U.S natural gas production as measured by gross withdrawals reached 90.9 Bcf/d in 2017, the highest volume on record, the U.S. Energy Information Administration reported Tuesday.

Starting in July 2017, gross U.S. gas withdrawals increased for five straight months, ultimately reaching a record monthly high of 96.7 Bcf/d in December, according to the EIA’s Monthly Crude Oil, Lease Condensate, and Natural Gas Production Report. Louisiana saw the largest total volumetric gain in gross withdrawals in 2017, increasing to 5.8 Bcf/d, up from 2016 production of 4.8 Bcf/d.

“Economic and technological advancements and increased drilling have resulted in growth in natural gas production from Louisiana’s Haynesville play,” EIA said.

The Appalachian region for the second year in a row remained the largest gas producing region. Output from the Marcellus and Utica/Point Pleasant plays of Ohio, West Virginia and Pennsylvania saw gross withdrawals increasing to 24.3 Bcf/d in 2017 from 22.2 Bcf/d in 2016, EIA said. Ohio had the largest percentage increase in gross gas withdrawals, increasing 24% in 2017 to 4.9 Bcf/d.

Texas, meanwhile, posted the largest volumetric decline of any state for gross withdrawals, falling from 22.2 Bcf/d in 2016 to 21.7 Bcf/d in 2017. The Lone Star State, however, remained the largest gas producing state with gross withdrawals of nearly 7 Bcf/d more than the No. 2 state, Pennsylvania.

Marketed gas production also reached an annual record high of 78.9 Bcf/d last year, with the monthly record high of almost 84.0 Bcf/d set in December. Marketed production reflects gross withdrawals minus natural gas used for repressuring reservoirs, quantities vented/flared, and nonhydrocarbon gases removed in treating or processing operations.

The EIA also reported that total natural gas exports through pipelines and as liquefied natural gas (LNG), grew about 36% in 2017, with LNG exports nearly quadrupling. As such, the United States became a net gas exporter in 2017 for the first time in nearly 60 years, as EIA previously noted.

Dry gas production came in at an annual level of 73.6 Bcf/d, but didn’t set a new record. Dry gas is consumer-grade natural gas, or marketed production minus extraction losses, the EIA noted.

EIA’s monthly production report collects oil and natural gas production data from a sample of operators in 15 states, the Federal Offshore Gulf of Mexico and collectively from the remaining states and the Federal Offshore Pacific.
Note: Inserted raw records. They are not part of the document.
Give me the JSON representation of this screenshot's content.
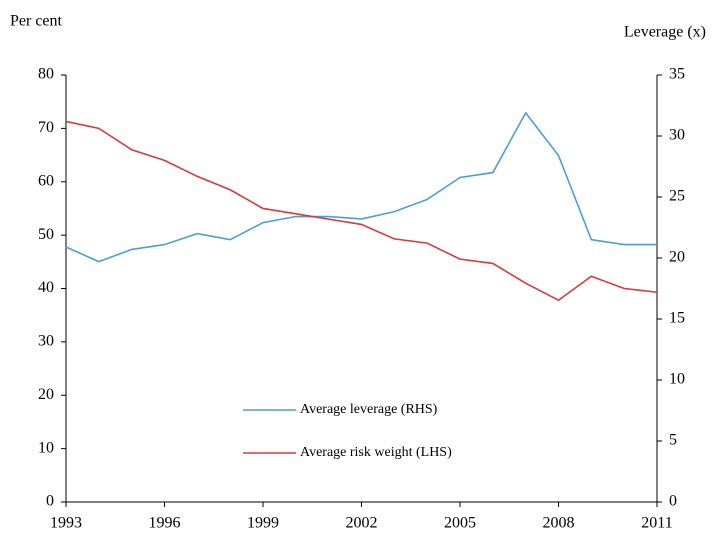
{
  "chart_data": {
    "type": "line",
    "y_label": "Per cent",
    "y2_label": "Leverage  (x)",
    "x": [
      1993,
      1994,
      1995,
      1996,
      1997,
      1998,
      1999,
      2000,
      2001,
      2002,
      2003,
      2004,
      2005,
      2006,
      2007,
      2008,
      2009,
      2010,
      2011
    ],
    "series": [
      {
        "name": "Average leverage (RHS)",
        "color": "#4a9fd8",
        "axis": "y2",
        "values": [
          20.9,
          19.7,
          20.7,
          21.1,
          22.0,
          21.5,
          22.9,
          23.4,
          23.4,
          23.2,
          23.8,
          24.8,
          26.6,
          27.0,
          31.9,
          28.4,
          21.5,
          21.1,
          21.1
        ]
      },
      {
        "name": "Average risk weight (LHS)",
        "color": "#d9393b",
        "axis": "y",
        "values": [
          71.3,
          70.0,
          66.0,
          64.0,
          61.0,
          58.5,
          55.0,
          54.0,
          53.0,
          52.0,
          49.3,
          48.5,
          45.5,
          44.7,
          41.0,
          37.8,
          42.3,
          40.0,
          39.3
        ]
      }
    ],
    "xlim": [
      1993,
      2011
    ],
    "xticks": [
      1993,
      1996,
      1999,
      2002,
      2005,
      2008,
      2011
    ],
    "ylim": [
      0,
      80
    ],
    "yticks": [
      0,
      10,
      20,
      30,
      40,
      50,
      60,
      70,
      80
    ],
    "y2lim": [
      0,
      35
    ],
    "y2ticks": [
      0,
      5,
      10,
      15,
      20,
      25,
      30,
      35
    ],
    "grid": false
  }
}
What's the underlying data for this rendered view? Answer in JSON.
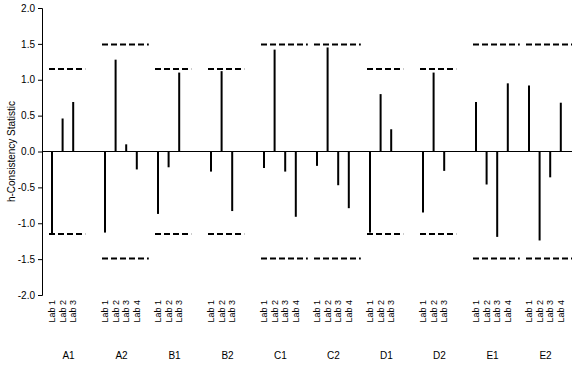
{
  "chart_data": {
    "type": "bar",
    "y_label": "h-Consistency Statistic",
    "color": "#000000",
    "ylim": [
      -2,
      2
    ],
    "yticks": [
      {
        "value": -2,
        "label": "-2.0"
      },
      {
        "value": -1.5,
        "label": "-1.5"
      },
      {
        "value": -1,
        "label": "-1.0"
      },
      {
        "value": -0.5,
        "label": "-0.5"
      },
      {
        "value": 0,
        "label": "0.0"
      },
      {
        "value": 0.5,
        "label": "0.5"
      },
      {
        "value": 1,
        "label": "1.0"
      },
      {
        "value": 1.5,
        "label": "1.5"
      },
      {
        "value": 2,
        "label": "2.0"
      }
    ],
    "groups": [
      {
        "name": "A1",
        "categories": [
          "Lab 1",
          "Lab 2",
          "Lab 3"
        ],
        "values": [
          -1.15,
          0.46,
          0.69
        ],
        "critical_values": [
          1.15,
          -1.15
        ]
      },
      {
        "name": "A2",
        "categories": [
          "Lab 1",
          "Lab 2",
          "Lab 3",
          "Lab 4"
        ],
        "values": [
          -1.13,
          1.28,
          0.1,
          -0.25
        ],
        "critical_values": [
          1.49,
          -1.49
        ]
      },
      {
        "name": "B1",
        "categories": [
          "Lab 1",
          "Lab 2",
          "Lab 3"
        ],
        "values": [
          -0.87,
          -0.22,
          1.1
        ],
        "critical_values": [
          1.15,
          -1.15
        ]
      },
      {
        "name": "B2",
        "categories": [
          "Lab 1",
          "Lab 2",
          "Lab 3"
        ],
        "values": [
          -0.28,
          1.12,
          -0.83
        ],
        "critical_values": [
          1.15,
          -1.15
        ]
      },
      {
        "name": "C1",
        "categories": [
          "Lab 1",
          "Lab 2",
          "Lab 3",
          "Lab 4"
        ],
        "values": [
          -0.23,
          1.42,
          -0.28,
          -0.91
        ],
        "critical_values": [
          1.49,
          -1.49
        ]
      },
      {
        "name": "C2",
        "categories": [
          "Lab 1",
          "Lab 2",
          "Lab 3",
          "Lab 4"
        ],
        "values": [
          -0.2,
          1.45,
          -0.47,
          -0.79
        ],
        "critical_values": [
          1.49,
          -1.49
        ]
      },
      {
        "name": "D1",
        "categories": [
          "Lab 1",
          "Lab 2",
          "Lab 3"
        ],
        "values": [
          -1.13,
          0.8,
          0.31
        ],
        "critical_values": [
          1.15,
          -1.15
        ]
      },
      {
        "name": "D2",
        "categories": [
          "Lab 1",
          "Lab 2",
          "Lab 3"
        ],
        "values": [
          -0.85,
          1.1,
          -0.27
        ],
        "critical_values": [
          1.15,
          -1.15
        ]
      },
      {
        "name": "E1",
        "categories": [
          "Lab 1",
          "Lab 2",
          "Lab 3",
          "Lab 4"
        ],
        "values": [
          0.69,
          -0.46,
          -1.19,
          0.95
        ],
        "critical_values": [
          1.49,
          -1.49
        ]
      },
      {
        "name": "E2",
        "categories": [
          "Lab 1",
          "Lab 2",
          "Lab 3",
          "Lab 4"
        ],
        "values": [
          0.92,
          -1.24,
          -0.36,
          0.68
        ],
        "critical_values": [
          1.49,
          -1.49
        ]
      }
    ]
  }
}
Henry Hub 2018, 2019 Forecasts Mirror March

On Tuesday, EIA also issued the Short-Term Energy and Summer Fuels Outlook, predicting dry gas production will average 81.1 Bcf/d in 2018, establishing another record. Gas production is forecast to rise by 1.7 Bcf/d in 2019.

The federal agency is forecasting U.S. gas consumption to increase by 4.2 Bcf/d (5.7%) in 2018 and by 0.7 Bcf/d (0.9%) in 2019, with electric power generation the leading contributor. Meanwhile, net gas exports should rise to an average of 2.2 Bcf/d in 2018 and 4.4 Bcf/d in 2019 from an average of 0.4 Bcf/d in 2017.

Gas inventories ended March at almost 1.4 Tcf, which was 19% lower than the previous five-year average.

“Based on a forecast of rising production, EIA forecasts that natural gas inventories will increase by more than the five-year average rate of growth during the injection season (April-October) to reach almost 3.8 Tcf on Oct. 31, which would be 2% lower than the previous five-year average,” researchers said.

Henry Hub spot prices are forecast to average $2.99/MMBtu in 2018 and $3.07 in 2019, mirroring the March EIA forecast.

The average New York Mercantile Exchange futures and options contract values for July 2018 delivery that traded during the five-day period ending April 5 “suggest that a range of $2.30/MMBtu to $3.43/MMBtu encompasses the market expectation for July Henry Hub natural gas prices at the 95% confidence level,” EIA said.

The forecast for U.S. oil production also is strong. Domestic output averaged 10.4 million b/d in March, up 260,000 b/d from February, according to EIA. Total U.S. crude oil production averaged 9.3 million b/d in 2017.

Average U.S. oil output now is forecast to average 10.7 million b/d in 2018, “which would mark the highest annual average U.S. crude oil production level, surpassing the previous record of 9.6 million b/d set in 1970,” said EIA. Next year’s oil output is expected to increase again, averaging 11.4 million b/d.

West Texas Intermediate (WTI) oil prices are seen averaging around $4.00/bbl lower than Brent prices this year and in 2019; Brent averaged $66/bbl in March and is seen averaging around $63 in both 2018 and 2019.